Immigration Director Suspects Jacó has Prostitution School
Immigration police suspect that three Dominicans are running an “international prostitution school” in the central Pacific beach town of Jacó.
Immigration Police Director Francisco Castaing told The Tico Times this week that the school, in which women are trained nightly in the tricks of the trade, was brought to light by a Dominican sex worker who had been to the school and tipped off authorities.
Castaing, who investigated the case, suspects the organization is led by three Dominicans, two men and a woman, who recruit women from the Dominican Republic and charge them up to $3,500 to bring them here to work as prostitutes. Of 54 sex workers investigated in the case, 52 were Dominicans.
“Many of them weren’t prostitutes in the Dominican Republic, they were secretaries or mothers. But they offer them a chance to come here to paradise and they teach them how to recruit men at a course from 6-7 each night,” Castaing said.
The organization’s leaders also helped women find Ticos for marriages of convenience with the goal of obtaining legal residency, according to Castaing.

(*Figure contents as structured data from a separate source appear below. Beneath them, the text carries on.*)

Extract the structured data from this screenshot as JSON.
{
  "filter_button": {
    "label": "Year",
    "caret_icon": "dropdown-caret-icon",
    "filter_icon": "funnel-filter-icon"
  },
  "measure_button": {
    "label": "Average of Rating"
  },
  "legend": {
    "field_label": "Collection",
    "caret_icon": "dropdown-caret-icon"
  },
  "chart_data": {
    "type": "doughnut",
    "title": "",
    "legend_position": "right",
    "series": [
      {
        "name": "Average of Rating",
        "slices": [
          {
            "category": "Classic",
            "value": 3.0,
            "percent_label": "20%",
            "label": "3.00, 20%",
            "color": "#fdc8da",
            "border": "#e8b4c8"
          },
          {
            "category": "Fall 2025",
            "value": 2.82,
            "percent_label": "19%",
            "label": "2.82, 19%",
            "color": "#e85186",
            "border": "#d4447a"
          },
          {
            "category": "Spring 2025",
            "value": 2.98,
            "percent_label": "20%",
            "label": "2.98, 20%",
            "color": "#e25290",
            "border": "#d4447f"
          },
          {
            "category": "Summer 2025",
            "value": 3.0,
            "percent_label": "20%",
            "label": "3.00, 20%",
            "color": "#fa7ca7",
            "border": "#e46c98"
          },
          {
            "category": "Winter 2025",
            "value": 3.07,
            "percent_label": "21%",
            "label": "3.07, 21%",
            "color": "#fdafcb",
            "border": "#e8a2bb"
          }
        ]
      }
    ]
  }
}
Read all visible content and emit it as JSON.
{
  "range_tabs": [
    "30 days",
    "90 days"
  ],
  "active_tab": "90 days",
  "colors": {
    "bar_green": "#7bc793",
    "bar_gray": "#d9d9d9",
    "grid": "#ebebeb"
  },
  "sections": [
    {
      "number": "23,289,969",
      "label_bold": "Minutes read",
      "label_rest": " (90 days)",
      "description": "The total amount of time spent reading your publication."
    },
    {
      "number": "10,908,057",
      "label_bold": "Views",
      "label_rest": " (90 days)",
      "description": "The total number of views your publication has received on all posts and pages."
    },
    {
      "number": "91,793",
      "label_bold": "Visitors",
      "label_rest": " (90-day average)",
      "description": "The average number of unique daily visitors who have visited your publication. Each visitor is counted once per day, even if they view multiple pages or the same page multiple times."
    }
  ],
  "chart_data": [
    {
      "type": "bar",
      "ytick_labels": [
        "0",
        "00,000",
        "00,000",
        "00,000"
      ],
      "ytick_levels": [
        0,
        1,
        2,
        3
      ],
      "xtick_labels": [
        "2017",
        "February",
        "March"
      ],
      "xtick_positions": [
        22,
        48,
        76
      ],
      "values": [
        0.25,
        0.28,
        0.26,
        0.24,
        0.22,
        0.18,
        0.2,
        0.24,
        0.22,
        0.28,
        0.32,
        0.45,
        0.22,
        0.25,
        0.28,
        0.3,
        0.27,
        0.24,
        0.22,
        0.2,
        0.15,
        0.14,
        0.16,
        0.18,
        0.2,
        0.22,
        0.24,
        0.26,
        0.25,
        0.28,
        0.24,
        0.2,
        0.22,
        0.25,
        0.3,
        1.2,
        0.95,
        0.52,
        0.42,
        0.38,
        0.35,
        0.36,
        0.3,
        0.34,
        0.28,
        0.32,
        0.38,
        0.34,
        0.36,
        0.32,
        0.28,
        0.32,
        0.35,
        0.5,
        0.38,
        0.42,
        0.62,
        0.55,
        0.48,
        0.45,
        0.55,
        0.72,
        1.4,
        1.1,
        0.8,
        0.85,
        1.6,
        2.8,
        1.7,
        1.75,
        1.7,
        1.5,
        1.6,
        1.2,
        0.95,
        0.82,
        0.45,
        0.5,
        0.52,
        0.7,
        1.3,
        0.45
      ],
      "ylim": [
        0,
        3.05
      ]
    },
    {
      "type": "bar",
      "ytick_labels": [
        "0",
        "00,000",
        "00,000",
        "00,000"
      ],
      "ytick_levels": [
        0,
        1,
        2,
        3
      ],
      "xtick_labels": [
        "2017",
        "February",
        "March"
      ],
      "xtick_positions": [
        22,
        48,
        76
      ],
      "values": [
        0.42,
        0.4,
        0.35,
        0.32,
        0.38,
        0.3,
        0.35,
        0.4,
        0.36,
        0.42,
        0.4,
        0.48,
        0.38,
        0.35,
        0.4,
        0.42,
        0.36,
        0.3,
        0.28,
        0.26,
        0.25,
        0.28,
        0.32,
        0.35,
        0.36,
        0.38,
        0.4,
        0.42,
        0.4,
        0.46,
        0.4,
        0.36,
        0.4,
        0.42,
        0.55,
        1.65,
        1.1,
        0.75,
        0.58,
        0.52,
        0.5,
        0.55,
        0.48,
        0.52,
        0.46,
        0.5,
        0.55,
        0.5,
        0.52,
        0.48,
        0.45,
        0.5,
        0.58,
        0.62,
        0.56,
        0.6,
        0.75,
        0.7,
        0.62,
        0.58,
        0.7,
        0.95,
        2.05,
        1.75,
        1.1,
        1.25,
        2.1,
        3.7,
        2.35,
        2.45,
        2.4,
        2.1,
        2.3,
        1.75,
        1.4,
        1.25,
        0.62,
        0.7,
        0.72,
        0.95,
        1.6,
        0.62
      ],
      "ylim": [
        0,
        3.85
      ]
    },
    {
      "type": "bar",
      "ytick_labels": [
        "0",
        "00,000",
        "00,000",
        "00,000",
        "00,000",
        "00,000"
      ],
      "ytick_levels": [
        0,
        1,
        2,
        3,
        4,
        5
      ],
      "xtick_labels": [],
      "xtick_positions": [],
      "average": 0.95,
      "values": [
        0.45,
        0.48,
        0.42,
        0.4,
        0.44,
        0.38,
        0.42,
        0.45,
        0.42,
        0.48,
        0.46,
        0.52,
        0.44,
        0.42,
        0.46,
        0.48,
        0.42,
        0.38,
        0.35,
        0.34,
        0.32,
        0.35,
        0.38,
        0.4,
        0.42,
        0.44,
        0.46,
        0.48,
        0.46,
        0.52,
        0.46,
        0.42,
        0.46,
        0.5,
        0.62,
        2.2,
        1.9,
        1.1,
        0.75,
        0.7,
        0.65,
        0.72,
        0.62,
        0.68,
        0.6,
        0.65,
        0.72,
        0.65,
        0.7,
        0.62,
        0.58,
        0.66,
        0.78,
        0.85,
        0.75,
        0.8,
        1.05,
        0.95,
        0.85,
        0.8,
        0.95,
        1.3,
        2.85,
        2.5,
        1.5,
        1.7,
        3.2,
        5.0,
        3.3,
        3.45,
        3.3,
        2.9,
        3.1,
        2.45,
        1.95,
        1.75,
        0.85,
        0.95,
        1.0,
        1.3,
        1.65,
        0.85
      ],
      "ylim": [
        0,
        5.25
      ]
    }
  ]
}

Ultimately, women were promised that if they came to Costa Rica they could gain easier migratory access to the United States and Europe, since there are fewer requirements to travel to the two regions as a Costa Rican than as a Dominican, Castaing said.
There is an Immigration reform proposal in the Legislative Assembly now that would crack down on marriages of convenience with tougher punishments (TT, June 15).
Prostitution is legal in Costa Rica for those over 18, though Castaing suspects there could be pimping or human trafficking involved with the school, which are illegal activities. Castaing said only seven of the 54 women investigated are being deported because they had no documentation.
He said the investigation is ongoing, and that Immigration authorities haven’t been able to pinpoint identities of the leaders of the school nor the school’s exact location.